Duvivier's cinema here operates just as episodic as Dance Card, yet within a fluid progression of subjective buoyancy, oscillating, not as clean cut, though we do have hard chops from present to past in confident ways. The mantlepiece is the hot and heavy Romantic affair section late in the film at a seaside cabin blanketed in snow and ice, a building fortified by nude corpselike figureheads from dead seaships. Here, she has her only relationship of an obvious sexual nature, leaning on bravura silent film-like sets and technique with aggressive earthly elementals. This episode also exhibits a more pronounced manipulation of lighting, and a consistent positioning of the camera in the lower third, like Yasujiro Ozu or William Cameron Menzies. Lydia's narration is altered from what came before, and adds metaphysics, she proceeds almost as if she's in conversation with the past version of herself on the screen, coaching and berating that shade, as well as describing things that are at odds with what we see.
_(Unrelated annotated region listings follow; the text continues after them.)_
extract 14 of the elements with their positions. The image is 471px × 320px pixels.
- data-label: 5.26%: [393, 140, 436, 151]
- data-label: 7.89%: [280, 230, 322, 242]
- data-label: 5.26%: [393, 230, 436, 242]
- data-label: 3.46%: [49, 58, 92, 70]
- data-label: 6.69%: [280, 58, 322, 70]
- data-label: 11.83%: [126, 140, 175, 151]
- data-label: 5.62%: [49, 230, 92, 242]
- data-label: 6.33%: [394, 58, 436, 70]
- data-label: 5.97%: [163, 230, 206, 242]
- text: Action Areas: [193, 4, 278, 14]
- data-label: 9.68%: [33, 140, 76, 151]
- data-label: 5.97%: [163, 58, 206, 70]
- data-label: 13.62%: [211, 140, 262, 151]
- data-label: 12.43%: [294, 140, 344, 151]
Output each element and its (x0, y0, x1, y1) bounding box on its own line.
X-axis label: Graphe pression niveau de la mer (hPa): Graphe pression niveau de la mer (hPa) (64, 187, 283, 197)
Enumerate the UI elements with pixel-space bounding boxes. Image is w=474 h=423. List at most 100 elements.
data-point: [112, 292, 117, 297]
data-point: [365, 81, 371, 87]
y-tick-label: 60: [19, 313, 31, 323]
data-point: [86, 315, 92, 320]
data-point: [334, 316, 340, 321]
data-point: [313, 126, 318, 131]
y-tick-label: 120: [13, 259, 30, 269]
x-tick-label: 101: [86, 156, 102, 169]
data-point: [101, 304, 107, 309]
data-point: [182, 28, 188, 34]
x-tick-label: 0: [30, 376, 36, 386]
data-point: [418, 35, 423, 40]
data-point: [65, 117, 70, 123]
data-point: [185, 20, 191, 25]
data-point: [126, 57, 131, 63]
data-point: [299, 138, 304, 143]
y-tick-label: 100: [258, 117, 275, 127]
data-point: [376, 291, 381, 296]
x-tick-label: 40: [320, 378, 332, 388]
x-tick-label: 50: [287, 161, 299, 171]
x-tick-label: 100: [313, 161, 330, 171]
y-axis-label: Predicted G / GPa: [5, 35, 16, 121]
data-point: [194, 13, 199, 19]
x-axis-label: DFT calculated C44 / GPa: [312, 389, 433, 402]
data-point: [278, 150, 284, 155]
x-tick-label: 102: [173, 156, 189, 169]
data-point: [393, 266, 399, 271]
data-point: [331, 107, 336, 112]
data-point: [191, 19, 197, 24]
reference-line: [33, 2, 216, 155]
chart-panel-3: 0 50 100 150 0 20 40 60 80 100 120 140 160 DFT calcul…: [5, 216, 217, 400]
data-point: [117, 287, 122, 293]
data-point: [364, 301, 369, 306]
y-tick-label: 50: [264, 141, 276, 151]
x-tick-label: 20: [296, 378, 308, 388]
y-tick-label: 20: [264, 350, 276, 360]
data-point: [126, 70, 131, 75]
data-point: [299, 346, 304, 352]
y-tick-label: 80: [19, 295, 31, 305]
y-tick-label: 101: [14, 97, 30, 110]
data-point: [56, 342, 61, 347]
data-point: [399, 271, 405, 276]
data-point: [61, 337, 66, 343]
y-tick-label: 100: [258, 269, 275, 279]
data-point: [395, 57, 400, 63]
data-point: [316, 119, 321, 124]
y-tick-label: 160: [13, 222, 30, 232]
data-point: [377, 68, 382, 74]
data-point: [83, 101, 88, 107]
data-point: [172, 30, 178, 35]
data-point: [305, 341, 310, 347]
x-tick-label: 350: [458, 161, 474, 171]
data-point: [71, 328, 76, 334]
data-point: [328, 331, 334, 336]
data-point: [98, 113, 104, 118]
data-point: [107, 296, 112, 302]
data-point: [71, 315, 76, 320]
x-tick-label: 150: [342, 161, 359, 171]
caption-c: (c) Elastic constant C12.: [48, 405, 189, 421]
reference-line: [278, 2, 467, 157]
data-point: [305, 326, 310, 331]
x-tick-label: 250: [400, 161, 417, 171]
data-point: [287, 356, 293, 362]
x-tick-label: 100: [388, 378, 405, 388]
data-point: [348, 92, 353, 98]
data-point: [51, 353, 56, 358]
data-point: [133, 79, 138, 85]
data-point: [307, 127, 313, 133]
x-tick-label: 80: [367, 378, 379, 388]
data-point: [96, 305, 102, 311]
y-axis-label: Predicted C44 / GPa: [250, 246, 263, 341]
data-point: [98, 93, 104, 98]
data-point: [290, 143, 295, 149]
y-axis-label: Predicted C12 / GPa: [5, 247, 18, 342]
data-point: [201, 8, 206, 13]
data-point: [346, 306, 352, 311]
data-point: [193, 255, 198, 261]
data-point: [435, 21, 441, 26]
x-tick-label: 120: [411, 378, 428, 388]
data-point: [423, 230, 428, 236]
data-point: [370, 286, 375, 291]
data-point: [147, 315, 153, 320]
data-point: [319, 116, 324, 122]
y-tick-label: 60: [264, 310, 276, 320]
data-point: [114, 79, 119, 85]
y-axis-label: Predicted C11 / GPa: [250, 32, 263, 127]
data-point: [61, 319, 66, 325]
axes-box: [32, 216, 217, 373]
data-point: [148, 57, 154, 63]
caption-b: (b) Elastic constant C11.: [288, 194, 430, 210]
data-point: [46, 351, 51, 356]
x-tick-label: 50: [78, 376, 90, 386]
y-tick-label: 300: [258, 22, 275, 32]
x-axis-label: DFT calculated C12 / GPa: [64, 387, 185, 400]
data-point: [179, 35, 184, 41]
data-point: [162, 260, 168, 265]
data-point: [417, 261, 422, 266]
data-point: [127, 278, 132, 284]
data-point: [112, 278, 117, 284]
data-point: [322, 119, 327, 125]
“Ask every woman – they know. Every woman is wise and foolish, clever and absurd, good and bad – just as Lydia was.” — Lydia
The perfect ending, a product of and a proof that censorship can aid art, that is, the kind that the Joseph Breen office was engaged in. I resist divulging such a story as it is spoilery, but at any rate it is a common misconception that the Motion Picture Production Code served only to redact, while in reality they were more of a collaborative presence in conversation with the filmmakers, or an extra author. This was, for the most part, not positive nor wholly negative, but it makes clear a difference between censorship systems in cases then and now, with the recent example of Disney's unceremonious, retroactive, and without notice tampering with The French Connection.